If successful, this well proves up significant area for this trend

Thanks, Rock Man.  Just of much deeper is this step out compared to the very deep production wells.  The 23+ mile step out is a long way but I guess not so much for an unconventional reservoir if indeed the Western Haynesville is an unconventional play.

Definitely moving into deeper part of the basin. With prospective Bossier / Haynesville gross interval being in the 3000' to 4000+' range, it will be interesting to see just where they land this first lateral.

I am estimating that TVD of lateral will range from around 15,000' to as deep as 18,000-19,000'

What kind of bottom home temps would you expect with an 18k to 19k TVD?
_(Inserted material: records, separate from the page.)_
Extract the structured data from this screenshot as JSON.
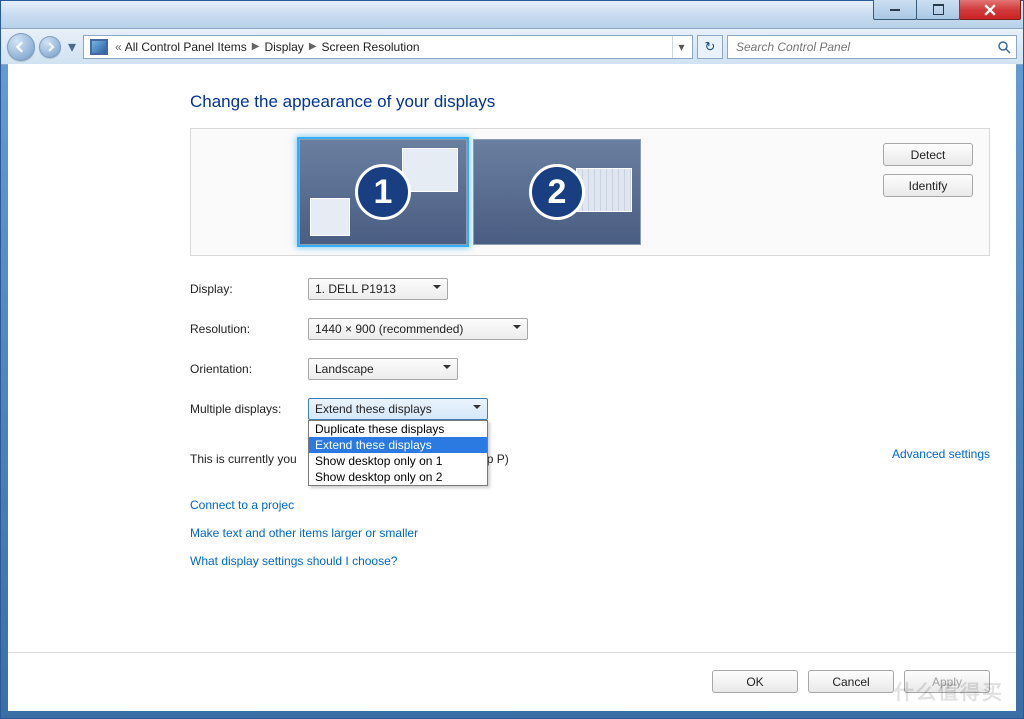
{
  "titlebar": {},
  "breadcrumb": {
    "back_sep": "«",
    "level1": "All Control Panel Items",
    "level2": "Display",
    "level3": "Screen Resolution"
  },
  "search": {
    "placeholder": "Search Control Panel"
  },
  "page": {
    "title": "Change the appearance of your displays",
    "primary_line_prefix": "This is currently you",
    "primary_line_suffix": "tap P)"
  },
  "side_buttons": {
    "detect": "Detect",
    "identify": "Identify"
  },
  "monitors": {
    "m1": "1",
    "m2": "2"
  },
  "labels": {
    "display": "Display:",
    "resolution": "Resolution:",
    "orientation": "Orientation:",
    "multiple": "Multiple displays:"
  },
  "values": {
    "display": "1. DELL P1913",
    "resolution": "1440 × 900 (recommended)",
    "orientation": "Landscape",
    "multiple": "Extend these displays"
  },
  "multiple_options": {
    "o1": "Duplicate these displays",
    "o2": "Extend these displays",
    "o3": "Show desktop only on 1",
    "o4": "Show desktop only on 2"
  },
  "links": {
    "advanced": "Advanced settings",
    "projector": "Connect to a projec",
    "textsize": "Make text and other items larger or smaller",
    "help": "What display settings should I choose?"
  },
  "footer": {
    "ok": "OK",
    "cancel": "Cancel",
    "apply": "Apply"
  },
  "watermark": "什么值得买"
}
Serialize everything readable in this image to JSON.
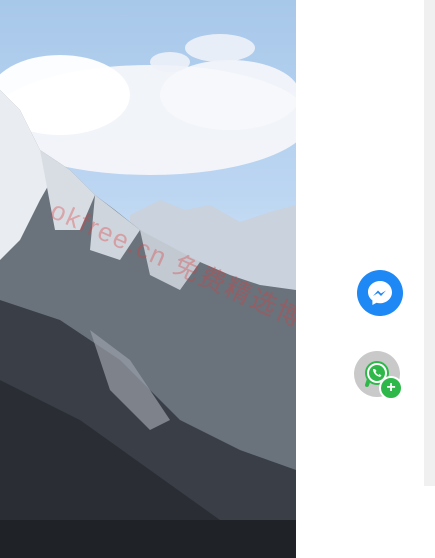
{
  "hero": {
    "alt_description_icon": "mountain-photo",
    "watermark_text": "okfree.cn 免费精选博客"
  },
  "social_buttons": {
    "messenger": {
      "icon": "messenger-icon",
      "color": "#1e88f5"
    },
    "whatsapp": {
      "icon": "whatsapp-icon",
      "badge_icon": "plus-icon",
      "badge_color": "#2fb84a"
    }
  }
}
In excess of 400 degrees F.

In the Leon / Robertson County area, Comstock (and I assume Aethon) are running drilling mud through refrigeration units before pumping them downhole to help with drilling in these very high temp conditions.

Frac effort also using exotic fluids and methods to handle the formation temperatures. Plus using super high strength synthetic proppants.

Major cooling units needed to "cool off" produced gas before putting it into any gas line.